I'm embarrassed to admit it

Let's file this under "embarrassing misses which I hope make me a better engineer": I've been beating up getting the Solaris Userland build of Python Cryptography updated from the somewhat-old v1.7.2 to the current v2.1.4. The first thing I realised is that we needed a new version of cffi. Pretty easy to update, though that mean I had to update xattr too (all updates, like bugs, have friends).

After migrating cffi from building with Studio to gcc and mucking around with patches I finally had something could install in a crash-n-burn kz in our cloud. Yay, or so I thought.

When I tried to run pkg verify in that kz with the new packages, the packaging system died in a heap with an error that I distilled down to this:

$ python2.7   
Python 2.7.14 (default, Jan 31 2018, 05:35:05) [C] on sunos5
Type "help", "copyright", "credits" or "license" for more information.
>>> from cryptography.hazmat.bindings._openssl import ffi, lib
>>> from cryptography.x509 import certificate_transparency
Traceback (most recent call last):
  File "<stdin>", line 1, in <module>
  File "/usr/lib/python2.7/vendor-packages/cryptography/x509/__init__.py", line 7, in <module>
    from cryptography.x509 import certificate_transparency
ImportError: cannot import name certificate_transparency

What on earth does that mean? A week or so of googling and delving deep into the code left me no wiser. I came across one "solution" on stackoverflow which said to "merely" update pip from v7 to v9 and "that solved everything". That's not what I think of as a solution. It might be sufficient for an end-user, but I'm not in that position; I'm the bloke who's doing the release engineering aspect to make sure that the end-user doesn't have a problem.

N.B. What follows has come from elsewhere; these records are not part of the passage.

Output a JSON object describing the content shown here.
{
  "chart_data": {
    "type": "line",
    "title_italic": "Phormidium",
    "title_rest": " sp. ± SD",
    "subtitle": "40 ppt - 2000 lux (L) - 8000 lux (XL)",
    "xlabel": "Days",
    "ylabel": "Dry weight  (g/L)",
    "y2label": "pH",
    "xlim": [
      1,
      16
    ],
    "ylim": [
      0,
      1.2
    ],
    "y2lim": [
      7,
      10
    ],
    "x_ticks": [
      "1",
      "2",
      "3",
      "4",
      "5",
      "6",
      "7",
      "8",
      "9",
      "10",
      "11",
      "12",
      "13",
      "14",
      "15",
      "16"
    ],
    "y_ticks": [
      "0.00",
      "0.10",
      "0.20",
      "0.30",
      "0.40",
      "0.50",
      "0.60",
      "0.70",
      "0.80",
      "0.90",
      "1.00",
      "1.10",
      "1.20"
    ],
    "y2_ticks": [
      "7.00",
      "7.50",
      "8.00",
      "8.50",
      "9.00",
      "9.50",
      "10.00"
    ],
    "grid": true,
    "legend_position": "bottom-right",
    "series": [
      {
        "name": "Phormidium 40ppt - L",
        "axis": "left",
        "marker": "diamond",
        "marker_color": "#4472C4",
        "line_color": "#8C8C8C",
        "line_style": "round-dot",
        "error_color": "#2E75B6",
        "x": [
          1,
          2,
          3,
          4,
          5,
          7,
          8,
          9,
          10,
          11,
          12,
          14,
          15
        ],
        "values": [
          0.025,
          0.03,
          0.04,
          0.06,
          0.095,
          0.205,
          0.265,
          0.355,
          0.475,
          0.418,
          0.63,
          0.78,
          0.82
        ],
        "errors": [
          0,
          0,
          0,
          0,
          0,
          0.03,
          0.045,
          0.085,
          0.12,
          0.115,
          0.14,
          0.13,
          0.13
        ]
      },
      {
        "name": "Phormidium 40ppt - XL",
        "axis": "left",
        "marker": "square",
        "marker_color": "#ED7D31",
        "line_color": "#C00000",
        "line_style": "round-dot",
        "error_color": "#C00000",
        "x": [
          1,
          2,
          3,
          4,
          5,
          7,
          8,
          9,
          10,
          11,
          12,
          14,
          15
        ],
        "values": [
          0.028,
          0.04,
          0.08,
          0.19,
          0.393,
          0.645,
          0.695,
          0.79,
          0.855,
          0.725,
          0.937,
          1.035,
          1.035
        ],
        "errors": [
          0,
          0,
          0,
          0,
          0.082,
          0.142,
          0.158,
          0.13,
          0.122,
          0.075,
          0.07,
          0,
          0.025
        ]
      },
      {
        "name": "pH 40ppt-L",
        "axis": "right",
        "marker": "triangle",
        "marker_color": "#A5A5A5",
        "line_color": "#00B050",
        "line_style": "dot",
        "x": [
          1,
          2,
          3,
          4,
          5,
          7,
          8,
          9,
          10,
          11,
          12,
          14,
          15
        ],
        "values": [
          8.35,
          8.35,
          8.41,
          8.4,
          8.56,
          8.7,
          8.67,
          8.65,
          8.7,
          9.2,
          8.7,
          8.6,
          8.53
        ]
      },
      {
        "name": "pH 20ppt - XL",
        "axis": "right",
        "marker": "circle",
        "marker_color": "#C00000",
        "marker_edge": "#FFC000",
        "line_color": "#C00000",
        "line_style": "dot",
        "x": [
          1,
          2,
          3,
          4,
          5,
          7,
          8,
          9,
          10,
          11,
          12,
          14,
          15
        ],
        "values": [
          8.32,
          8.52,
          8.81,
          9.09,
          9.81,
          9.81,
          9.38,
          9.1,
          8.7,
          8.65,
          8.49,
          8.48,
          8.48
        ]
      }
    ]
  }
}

After finally realising that there's a Python Cryptography channel (#cryptography-dev) on irc.freenode.net I wandered in and asked for help. Alex asked if I got an exception from

from cryptography.hazmat.bindings._openssl import ffi, lib

which I didn't, but a subsequent from cryptography.x509 import certificate_transparency got me the same ImportError I noted above. THAT got me wondering if cffi was built correctly. As it happens, it wasn't (all my fault, yes):

>>> import cffi
Traceback (most recent call last):
  File "<stdin>", line 1, in <module>
  File "/usr/lib/python2.7/vendor-packages/cffi/__init__.py", line 4, in <module>
from .api import FFI
  File "/usr/lib/python2.7/vendor-packages/cffi/api.py", line 3, in <module>
    from .error import CDefError
ImportError: No module named error

In short order this lead me to copy the bits from my build system's proto area directly to the crash-n-burn kz for both cffi and cryptography, and boom I could import certificate_transparency.

You can see where this is going - a quick check of the proto areas for files which weren't included in each package manifest, updating the p5m (along with pkgfmt) and a gmake publish:

$ cd build/prototype/`uname -p`
$  for f in `find usr  -name \*py -o -name \*h -o -name \*so | \
   sed -e"s,python[23].[745],python\$\(PYVER),g" |sort |uniq | \
   grep -v  cpython`; do \
        grep -q "$f" ../../../$P5M || \
        echo "file path=$f" >> ../../../$P5M; 
   done
$ cd ../../..
$ pkgfmt $P5M

I'm kicking myself that I forgot to include that tiny step in my efforts over the last week, but I won't in future.